Why I'm Practically a Celebrity in Logan's Square

While wandering the farmer's market, I was approached by a woman with a large-lensed camera. "I really like your spark," she said. "Would you be interested in auditioning for a Kraft Foods commercial?"

"Sure, why not?" I responded.

She then proceeded to use her large-lensed camera to take pictures of me smiling, not smiling, looking through my grocery bag, pretending to be really into my red onion, and, for reasons beyond either one of our comprehensions, a shot of me holding up the backs of my hands. If there is any single reason I do not get called for this audition, it will be that picture, because my hands currently look like this:



I know. For those wondering, I do accept manicure donations. 

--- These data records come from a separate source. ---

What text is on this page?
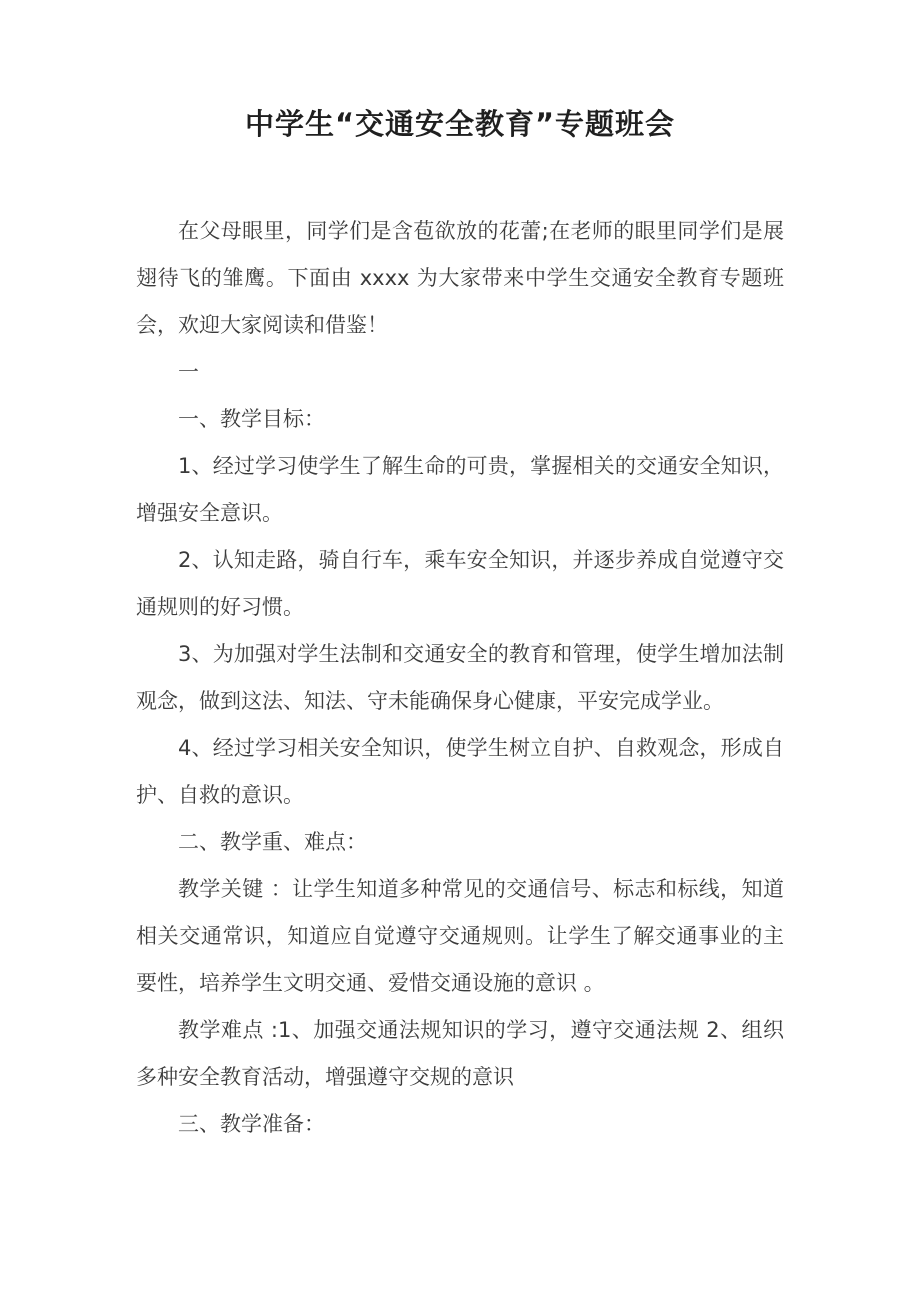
中学生“交通安全教育”专题班会

在父母眼里，同学们是含苞欲放的花蕾;在老师的眼里同学们是展翅待飞的雏鹰。下面由 xxxx 为大家带来中学生交通安全教育专题班会，欢迎大家阅读和借鉴！

一

一、教学目标：

1、经过学习使学生了解生命的可贵，掌握相关的交通安全知识，增强安全意识。

2、认知走路，骑自行车，乘车安全知识，并逐步养成自觉遵守交通规则的好习惯。

3、为加强对学生法制和交通安全的教育和管理，使学生增加法制观念，做到这法、知法、守未能确保身心健康，平安完成学业。

4、经过学习相关安全知识，使学生树立自护、自救观念，形成自护、自救的意识。

二、教学重、难点：

教学关键 ：让学生知道多种常见的交通信号、标志和标线，知道相关交通常识，知道应自觉遵守交通规则。让学生了解交通事业的主要性，培养学生文明交通、爱惜交通设施的意识 。

教学难点 :1、加强交通法规知识的学习，遵守交通法规 2、组织多种安全教育活动，增强遵守交规的意识

三、教学准备：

I'm reminded by this experience of an episode of 30 Rock, one of my favorites, in which Liz Lemon ventures to Cleveland. She returns to Manhatten overjoyed and convinced that she is going to become a permanent resident of Ohio. When she tries to explain this to her boss, Jack, he commands her to get a grip. "But look," she pleas, holding a up a local clothing catalogue, "in Cleveland I'm a model!" Chimes in her snarky friend, Jenna, "Yeah, we're all models west of the Allegheny."

And so I say, in Logan Square, I am practically a celebrity.